Costuma dar-se por livre, mudar de nome e alugar-se por qualquer serviço; outras vezes diz que é captivo de diversas pessoas, sem declarar quem é seu senhor, tendo contrahido dívida em nome deste; anda quase sempre pelos arrabaldes, tinge-se muito humilde para iludir quando é surpreendido, para tornar a fugir.
Consta estar acoutado pelos emigrados cearenses, que lhe deram um chapéu de couro, com o qual se disfarça, pelo que pede-se às autoridades competentes que evitem o engajamento do dito escravo: protesta-se usar todo o rigor da lei contra quem o acoutar e gratifica-se quem o entregar na rua da Constituição, n. 72."[1]

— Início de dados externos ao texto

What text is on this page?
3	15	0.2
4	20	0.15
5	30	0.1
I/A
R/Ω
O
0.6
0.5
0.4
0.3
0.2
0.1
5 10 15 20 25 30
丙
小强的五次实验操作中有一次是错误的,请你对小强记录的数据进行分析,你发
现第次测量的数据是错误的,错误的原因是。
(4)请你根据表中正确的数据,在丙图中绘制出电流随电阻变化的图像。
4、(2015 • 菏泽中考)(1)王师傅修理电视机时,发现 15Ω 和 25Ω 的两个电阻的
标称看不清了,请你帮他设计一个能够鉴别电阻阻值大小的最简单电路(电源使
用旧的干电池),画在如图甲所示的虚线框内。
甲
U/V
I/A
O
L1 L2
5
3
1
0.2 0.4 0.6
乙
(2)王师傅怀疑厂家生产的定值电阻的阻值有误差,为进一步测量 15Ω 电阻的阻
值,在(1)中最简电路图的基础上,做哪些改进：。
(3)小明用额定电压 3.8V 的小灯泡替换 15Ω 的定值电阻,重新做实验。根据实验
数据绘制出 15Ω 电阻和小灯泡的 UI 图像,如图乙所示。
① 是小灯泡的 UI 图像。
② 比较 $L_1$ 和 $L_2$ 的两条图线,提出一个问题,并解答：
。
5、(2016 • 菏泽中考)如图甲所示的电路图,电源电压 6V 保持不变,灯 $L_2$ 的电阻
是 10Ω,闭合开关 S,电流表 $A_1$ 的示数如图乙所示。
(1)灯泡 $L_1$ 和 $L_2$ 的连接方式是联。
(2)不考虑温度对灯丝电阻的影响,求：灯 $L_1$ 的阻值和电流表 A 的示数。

A notícia acima foi publicada no jornal Correio Paulistano, em 1878. Ela nos revela a face de um Brasil ainda escravista, mas também indica informações que, em um primeiro momento, podem surpreender alguns. Silvestre era um escravizado no estado de São Paulo e foi acobertado por "emigrados cearenses", seus conterrâneos, como diz o informe. A migração nordestina para o Sudeste do país é mais notória a partir da década de 1930. A própria série "Brasileiros na Hospedaria" já discorreu sobre o tema em alguns artigos. Por outro lado, a presença de nordestinos em solo paulista, no século XIX, resultado de um fluxo migratório organizado, ainda é menos conhecida, apesar de ser alvo de estudos acadêmicos.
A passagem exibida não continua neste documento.